Ms. Wasserman’s wisdom was in part the result of timing and experience. She witnessed Burgundy’s metamorphosis from a weary, insular society, still beholden to suspicion and distrust fomented in World War II, through an unfortunate embrace of modern technology and chemical shortcuts in the 1970s and ’80s to, finally, embracing the crucial importance of conscientious agriculture and transparent winemaking, and so becoming the world’s most prized and influential wine region.

In the process, as the greatest wines, the grand crus, reached stratospheric prices, she fought against fetishizing them, promoting instead the region’s more earthbound, humble bottles to a world that looked only to the skies.

Ms. Wasserman began her business in the 1970s after an earlier marriage had broken up, leaving her a single mother with two young sons, Peter and Paul. She began selling French barrels to California winemakers. This led to an increasingly clear understanding of the intricacies of Burgundy terroir and wines.
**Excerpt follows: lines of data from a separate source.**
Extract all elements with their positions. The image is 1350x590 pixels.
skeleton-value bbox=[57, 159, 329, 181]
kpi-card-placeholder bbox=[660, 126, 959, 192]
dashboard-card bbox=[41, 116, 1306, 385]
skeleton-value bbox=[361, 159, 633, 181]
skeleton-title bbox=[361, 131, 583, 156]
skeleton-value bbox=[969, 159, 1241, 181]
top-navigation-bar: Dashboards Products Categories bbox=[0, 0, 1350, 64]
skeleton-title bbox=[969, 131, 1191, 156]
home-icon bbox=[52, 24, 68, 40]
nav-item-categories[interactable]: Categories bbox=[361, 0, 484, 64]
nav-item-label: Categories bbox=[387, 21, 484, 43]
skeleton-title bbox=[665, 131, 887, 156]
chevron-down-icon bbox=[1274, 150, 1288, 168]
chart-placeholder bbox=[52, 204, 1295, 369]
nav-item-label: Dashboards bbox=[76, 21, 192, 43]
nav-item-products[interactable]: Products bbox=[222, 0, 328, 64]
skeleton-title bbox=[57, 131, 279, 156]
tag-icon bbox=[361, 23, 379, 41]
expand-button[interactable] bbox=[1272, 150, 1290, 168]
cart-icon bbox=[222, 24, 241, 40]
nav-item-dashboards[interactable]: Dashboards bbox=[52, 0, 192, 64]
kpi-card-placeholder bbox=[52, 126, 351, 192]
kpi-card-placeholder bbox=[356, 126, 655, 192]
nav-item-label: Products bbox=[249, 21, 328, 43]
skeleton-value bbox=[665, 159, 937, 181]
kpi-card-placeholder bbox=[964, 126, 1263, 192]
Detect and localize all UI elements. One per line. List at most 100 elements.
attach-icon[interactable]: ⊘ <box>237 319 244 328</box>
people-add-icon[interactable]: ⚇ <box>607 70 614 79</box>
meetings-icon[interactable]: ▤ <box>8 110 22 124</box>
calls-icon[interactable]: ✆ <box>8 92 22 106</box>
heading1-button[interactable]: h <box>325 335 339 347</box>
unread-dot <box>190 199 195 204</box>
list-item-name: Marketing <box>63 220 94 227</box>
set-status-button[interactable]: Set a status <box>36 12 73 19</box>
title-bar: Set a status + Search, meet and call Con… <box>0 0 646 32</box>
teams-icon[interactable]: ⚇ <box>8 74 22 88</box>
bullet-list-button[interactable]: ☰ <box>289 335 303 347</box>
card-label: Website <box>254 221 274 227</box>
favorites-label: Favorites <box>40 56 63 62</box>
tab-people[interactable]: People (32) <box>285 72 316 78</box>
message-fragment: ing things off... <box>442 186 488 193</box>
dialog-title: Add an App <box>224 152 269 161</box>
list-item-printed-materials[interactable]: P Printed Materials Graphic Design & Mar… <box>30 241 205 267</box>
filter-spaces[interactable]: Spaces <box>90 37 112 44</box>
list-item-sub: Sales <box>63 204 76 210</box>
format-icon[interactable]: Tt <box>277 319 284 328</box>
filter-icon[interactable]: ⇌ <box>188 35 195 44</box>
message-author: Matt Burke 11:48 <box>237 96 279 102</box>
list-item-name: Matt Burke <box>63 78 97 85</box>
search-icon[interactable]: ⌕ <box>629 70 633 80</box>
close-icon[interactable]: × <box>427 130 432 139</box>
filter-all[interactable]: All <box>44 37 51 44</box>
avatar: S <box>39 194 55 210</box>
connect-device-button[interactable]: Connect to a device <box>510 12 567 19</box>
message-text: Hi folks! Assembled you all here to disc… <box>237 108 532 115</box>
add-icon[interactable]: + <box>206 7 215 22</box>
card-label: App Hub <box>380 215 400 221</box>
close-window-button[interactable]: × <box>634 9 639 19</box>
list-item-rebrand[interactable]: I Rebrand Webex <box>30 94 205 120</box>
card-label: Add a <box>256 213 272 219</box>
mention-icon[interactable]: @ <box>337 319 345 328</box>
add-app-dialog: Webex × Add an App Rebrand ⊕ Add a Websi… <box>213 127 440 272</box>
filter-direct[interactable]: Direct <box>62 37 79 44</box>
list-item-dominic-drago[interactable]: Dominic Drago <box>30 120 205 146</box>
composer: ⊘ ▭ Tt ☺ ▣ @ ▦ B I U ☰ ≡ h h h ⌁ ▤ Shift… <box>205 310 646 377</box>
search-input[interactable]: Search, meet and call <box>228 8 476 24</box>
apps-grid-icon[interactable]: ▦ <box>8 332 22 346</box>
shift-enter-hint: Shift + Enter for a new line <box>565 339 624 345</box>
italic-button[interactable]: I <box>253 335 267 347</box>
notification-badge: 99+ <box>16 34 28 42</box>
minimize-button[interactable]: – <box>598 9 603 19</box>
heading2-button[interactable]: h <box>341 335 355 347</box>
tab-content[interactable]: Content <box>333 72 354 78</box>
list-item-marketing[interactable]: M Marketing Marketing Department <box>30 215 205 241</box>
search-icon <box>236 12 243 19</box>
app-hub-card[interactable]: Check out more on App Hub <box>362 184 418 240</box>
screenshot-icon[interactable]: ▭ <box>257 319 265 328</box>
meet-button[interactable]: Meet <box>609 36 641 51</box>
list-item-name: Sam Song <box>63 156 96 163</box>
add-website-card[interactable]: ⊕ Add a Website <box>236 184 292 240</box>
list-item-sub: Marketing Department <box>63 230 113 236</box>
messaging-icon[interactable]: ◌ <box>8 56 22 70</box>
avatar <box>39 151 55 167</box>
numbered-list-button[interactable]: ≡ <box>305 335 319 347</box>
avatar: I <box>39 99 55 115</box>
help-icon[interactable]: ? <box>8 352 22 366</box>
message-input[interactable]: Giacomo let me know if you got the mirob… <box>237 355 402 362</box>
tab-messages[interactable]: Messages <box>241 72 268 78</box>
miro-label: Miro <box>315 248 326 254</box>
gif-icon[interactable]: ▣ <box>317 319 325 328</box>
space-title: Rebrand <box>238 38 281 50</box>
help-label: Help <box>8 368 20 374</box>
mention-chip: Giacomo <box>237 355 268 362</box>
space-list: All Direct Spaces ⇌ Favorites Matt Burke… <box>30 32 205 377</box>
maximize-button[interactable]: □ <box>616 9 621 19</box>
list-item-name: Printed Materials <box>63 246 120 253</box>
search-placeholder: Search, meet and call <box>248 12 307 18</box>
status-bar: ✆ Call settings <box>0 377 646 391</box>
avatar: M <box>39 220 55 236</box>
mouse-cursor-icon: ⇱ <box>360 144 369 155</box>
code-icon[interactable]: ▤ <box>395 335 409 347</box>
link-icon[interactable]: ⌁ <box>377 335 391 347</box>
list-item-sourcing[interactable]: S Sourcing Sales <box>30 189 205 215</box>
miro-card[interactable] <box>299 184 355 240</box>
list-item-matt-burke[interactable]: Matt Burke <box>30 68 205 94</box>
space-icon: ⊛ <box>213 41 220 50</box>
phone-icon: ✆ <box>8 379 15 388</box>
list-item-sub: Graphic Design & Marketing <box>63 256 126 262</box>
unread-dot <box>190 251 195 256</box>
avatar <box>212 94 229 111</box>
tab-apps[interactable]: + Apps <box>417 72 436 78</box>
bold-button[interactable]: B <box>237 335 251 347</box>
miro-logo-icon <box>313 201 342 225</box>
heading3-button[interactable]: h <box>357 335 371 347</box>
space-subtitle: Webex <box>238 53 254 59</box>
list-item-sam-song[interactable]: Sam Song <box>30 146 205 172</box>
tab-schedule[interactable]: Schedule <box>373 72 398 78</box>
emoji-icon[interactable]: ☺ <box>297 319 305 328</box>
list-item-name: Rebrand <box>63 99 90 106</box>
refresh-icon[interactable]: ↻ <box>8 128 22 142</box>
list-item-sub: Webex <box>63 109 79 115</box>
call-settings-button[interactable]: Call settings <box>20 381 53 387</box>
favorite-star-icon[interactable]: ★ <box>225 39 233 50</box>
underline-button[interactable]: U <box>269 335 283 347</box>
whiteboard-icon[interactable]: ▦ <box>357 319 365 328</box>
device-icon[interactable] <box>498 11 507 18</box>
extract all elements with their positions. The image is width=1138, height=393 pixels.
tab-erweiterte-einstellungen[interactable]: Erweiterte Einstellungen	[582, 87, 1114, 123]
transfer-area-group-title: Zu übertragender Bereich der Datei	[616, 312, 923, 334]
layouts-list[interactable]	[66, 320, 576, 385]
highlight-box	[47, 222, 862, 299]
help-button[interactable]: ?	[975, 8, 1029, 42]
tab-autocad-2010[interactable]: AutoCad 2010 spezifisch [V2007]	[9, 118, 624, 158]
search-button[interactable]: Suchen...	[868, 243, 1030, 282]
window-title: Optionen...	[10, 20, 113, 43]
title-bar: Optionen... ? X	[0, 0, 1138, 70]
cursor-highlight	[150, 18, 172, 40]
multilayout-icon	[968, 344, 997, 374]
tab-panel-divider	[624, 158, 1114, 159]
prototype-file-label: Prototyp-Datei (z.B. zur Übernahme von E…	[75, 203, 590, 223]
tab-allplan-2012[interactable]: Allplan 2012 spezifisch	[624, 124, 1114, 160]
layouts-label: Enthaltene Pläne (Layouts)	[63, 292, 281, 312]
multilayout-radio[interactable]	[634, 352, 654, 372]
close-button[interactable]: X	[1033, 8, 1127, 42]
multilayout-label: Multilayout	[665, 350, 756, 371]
Slowly, she transitioned to identifying promising young producers and putting them together with American wine importers.

“The content of a barrel in the end was more enticing than a barrel itself,” she said on Levi Dalton’s wine podcast, “I’ll Drink to That.”

Back then, Burgundy was still dominated by big négociants, merchants who bought grapes or wine from vignerons and bottled and sold it under their own labels. The merchants prospered, not the farmers, who were often subject to arbitrary price changes or decisions not to buy grapes at all, if the merchants decided the market warranted such a drastic step.